Tailwind v3 (in tailwind.config.{js,ts}):
content: [
// ...your existing entries
"./node_modules/supportmate/dist/react.{js,cjs}",
],Step 9 — Copy the service worker
cp node_modules/supportmate/public/support-sw.js public/support-sw.jsThe service worker registers push handlers and forwards click events to your app.
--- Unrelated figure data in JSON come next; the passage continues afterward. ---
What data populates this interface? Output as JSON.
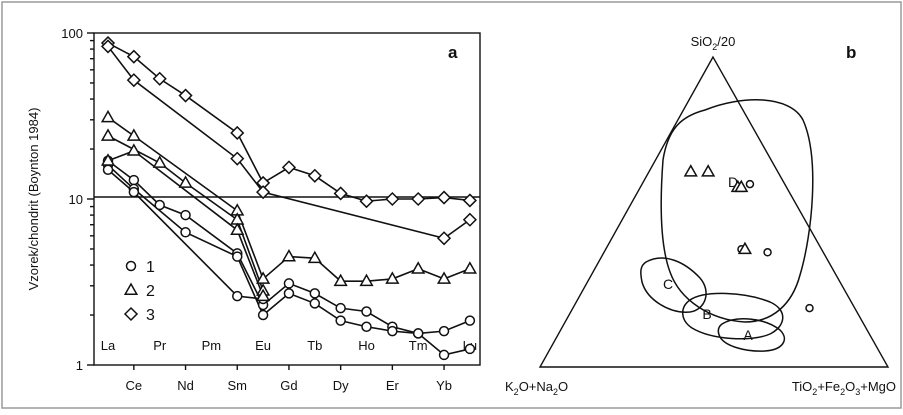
{
  "chart_data": [
    {
      "panel": "a",
      "type": "line",
      "ylabel": "Vzorek/chondrit (Boynton 1984)",
      "yscale": "log",
      "ylim": [
        1,
        100
      ],
      "ytick_labels": [
        "1",
        "10",
        "100"
      ],
      "reference_line_y": 10,
      "categories": [
        "La",
        "Ce",
        "Pr",
        "Nd",
        "Pm",
        "Sm",
        "Eu",
        "Gd",
        "Tb",
        "Dy",
        "Ho",
        "Er",
        "Tm",
        "Yb",
        "Lu"
      ],
      "categories_lower_row": [
        "La",
        "Pr",
        "Pm",
        "Eu",
        "Tb",
        "Ho",
        "Tm",
        "Lu"
      ],
      "categories_upper_row": [
        "Ce",
        "Nd",
        "Sm",
        "Gd",
        "Dy",
        "Er",
        "Yb"
      ],
      "legend": [
        {
          "key": "circle",
          "label": "1"
        },
        {
          "key": "triangle",
          "label": "2"
        },
        {
          "key": "diamond",
          "label": "3"
        }
      ],
      "series": [
        {
          "marker": "circle",
          "points": [
            [
              0,
              17
            ],
            [
              1,
              13
            ],
            [
              2,
              9.2
            ],
            [
              3,
              8
            ],
            [
              5,
              4.7
            ],
            [
              6,
              2.3
            ],
            [
              7,
              3.1
            ],
            [
              8,
              2.7
            ],
            [
              9,
              2.2
            ],
            [
              10,
              2.1
            ],
            [
              11,
              1.7
            ],
            [
              12,
              1.55
            ],
            [
              13,
              1.6
            ],
            [
              14,
              1.85
            ]
          ]
        },
        {
          "marker": "circle",
          "points": [
            [
              0,
              16
            ],
            [
              1,
              11.5
            ],
            [
              3,
              6.3
            ],
            [
              5,
              4.5
            ],
            [
              6,
              2.0
            ],
            [
              7,
              2.7
            ],
            [
              8,
              2.35
            ],
            [
              9,
              1.85
            ],
            [
              10,
              1.7
            ],
            [
              11,
              1.6
            ],
            [
              12,
              1.55
            ],
            [
              13,
              1.15
            ],
            [
              14,
              1.25
            ]
          ]
        },
        {
          "marker": "circle",
          "points": [
            [
              0,
              15
            ],
            [
              1,
              11
            ],
            [
              5,
              2.6
            ],
            [
              6,
              2.5
            ]
          ]
        },
        {
          "marker": "triangle",
          "points": [
            [
              0,
              31
            ],
            [
              1,
              24
            ],
            [
              5,
              8.5
            ],
            [
              6,
              3.3
            ],
            [
              7,
              4.5
            ],
            [
              8,
              4.4
            ],
            [
              9,
              3.2
            ],
            [
              10,
              3.2
            ],
            [
              11,
              3.3
            ],
            [
              12,
              3.8
            ],
            [
              13,
              3.3
            ],
            [
              14,
              3.8
            ]
          ]
        },
        {
          "marker": "triangle",
          "points": [
            [
              0,
              24
            ],
            [
              2,
              16.5
            ],
            [
              3,
              12.5
            ],
            [
              5,
              7.5
            ],
            [
              6,
              2.8
            ]
          ]
        },
        {
          "marker": "triangle",
          "points": [
            [
              0,
              17
            ],
            [
              1,
              19.5
            ],
            [
              5,
              6.5
            ],
            [
              6,
              2.6
            ]
          ]
        },
        {
          "marker": "diamond",
          "points": [
            [
              0,
              87
            ],
            [
              1,
              72
            ],
            [
              2,
              53
            ],
            [
              3,
              42
            ],
            [
              5,
              25
            ],
            [
              6,
              12.5
            ],
            [
              7,
              15.5
            ],
            [
              8,
              13.8
            ],
            [
              9,
              10.8
            ],
            [
              10,
              9.7
            ],
            [
              11,
              10
            ],
            [
              12,
              10
            ],
            [
              13,
              10.2
            ],
            [
              14,
              9.8
            ]
          ]
        },
        {
          "marker": "diamond",
          "points": [
            [
              0,
              83
            ],
            [
              1,
              52
            ],
            [
              5,
              17.5
            ],
            [
              6,
              11
            ],
            [
              13,
              5.8
            ],
            [
              14,
              7.5
            ]
          ]
        }
      ],
      "title": "a"
    },
    {
      "panel": "b",
      "type": "scatter",
      "diagram": "ternary",
      "title": "b",
      "apex_labels": {
        "top": {
          "pre": "SiO",
          "sub": "2",
          "post": "/20"
        },
        "bottom_left": {
          "pre": "K",
          "sub1": "2",
          "mid": "O+Na",
          "sub2": "2",
          "post": "O"
        },
        "bottom_right": {
          "pre": "TiO",
          "sub1": "2",
          "mid": "+Fe",
          "sub2": "2",
          "mid2": "O",
          "sub3": "3",
          "post": "+MgO"
        }
      },
      "fields": [
        "A",
        "B",
        "C",
        "D"
      ],
      "points_note": "marker shapes as in panel a legend",
      "points": [
        {
          "marker": "triangle",
          "t": 0.63,
          "r": 0.12
        },
        {
          "marker": "triangle",
          "t": 0.63,
          "r": 0.17
        },
        {
          "marker": "triangle",
          "t": 0.58,
          "r": 0.28
        },
        {
          "marker": "triangle",
          "t": 0.58,
          "r": 0.29
        },
        {
          "marker": "circle",
          "t": 0.59,
          "r": 0.31
        },
        {
          "marker": "circle",
          "t": 0.38,
          "r": 0.39
        },
        {
          "marker": "triangle",
          "t": 0.38,
          "r": 0.4
        },
        {
          "marker": "circle",
          "t": 0.37,
          "r": 0.47
        },
        {
          "marker": "circle",
          "t": 0.19,
          "r": 0.68
        }
      ]
    }
  ]
}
It's framework-agnostic.
Step 10 — Required env vars
Set these in your Convex deployment via npx convex env set <KEY> <VALUE>:
| Variable | Required | Notes |
| --- | :---: | --- |
| TELEGRAM_BOT_TOKEN | ✓ | Token from BotFather |
| TELEGRAM_CHAT_ID | ✓ | ID of the support forum supergroup |
| TELEGRAM_WEBHOOK_SECRET | ✓ | Generate: openssl rand -hex 32 |
| SUPPORTMATE_ADMIN_USER_ID | ✓ | Your Telegram user ID (admin / founder) |
| VAPID_PUBLIC_KEY | optional | Generate: npx web-push generate-vapid-keys |
| VAPID_PRIVATE_KEY | optional | Same command — keep paired with the public key |
| DISCORD_BROADCAST_WEBHOOK_URL | optional | Discord channel webhook for cross-post |
| SITE_URL | ✓ | Your app's base URL — used in admin links from Telegram |
After setting TELEGRAM_BOT_TOKEN and the webhook secret, register the webhook
with Telegram:
curl -X POST "https://api.telegram.org/bot$TELEGRAM_BOT_TOKEN/setWebhook" \
-d "url=https://<your-convex-deployment>.convex.site/telegram/webhook/support" \
-d "secret_token=$TELEGRAM_WEBHOOK_SECRET"Architecture
┌─────────────────┐
┌─────────────────────────► │ Telegram bot │ ◄──── admin
│ │ (grammy) │
│ └────────┬────────┘
│ │
│ ┌──────────────────────────────────┼─────────────────────┐
│ │ Your Convex deployment │ │
│ │ ┌──────────────────────────┐ │ webhook │
┌───┴──┴──┤ convex/support.ts │ ◄──┘ │
│ User │ (your auth + env wraps) │ │
│ widget │ └──────────────┬────────┘ │
│ (React) │ │ ctx.runMutation │
└───┬─────┘ ┌─────────────▼─────────────────┐ │
│ │ components.supportmate.* │ │
│ │ • threads.sendMessage │ │
│ │ • tickets.submitBugReport │ │
│ │ • roadmap.voteForTicket │ ──► Discord │
│ │ • broadcasts.publish │ ──► Web Push │
│ │ • push.subscribe │ ──► Email (opt)│
│ │ • panelReads.markRead │ │
│ └────────────────────────────────┘ │
└──── push ─────────────────────────────────────────────────┘Sub-exports
supportmate— core typessupportmate/convex.config— component install path (app.use(supportmate))supportmate/server—makeSupportBot,makeAnnounceBot,telegramWebhookHandler,sendPush,crossPostTicketToDiscord,crossPostBroadcastsupportmate/react— UI widgets (coming in v0.1.0)supportmate/public/support-sw.js— service worker file
Versioning + status
- v0.0.x — alpha. Expect breaking changes between patch versions.
- React widgets — pending (Phase 3). The component API and server helpers are stable; build your own UI against the wrapper functions for now.
- v0.1.0 — ships once the first pilot integration (pixbox) runs clean for a week.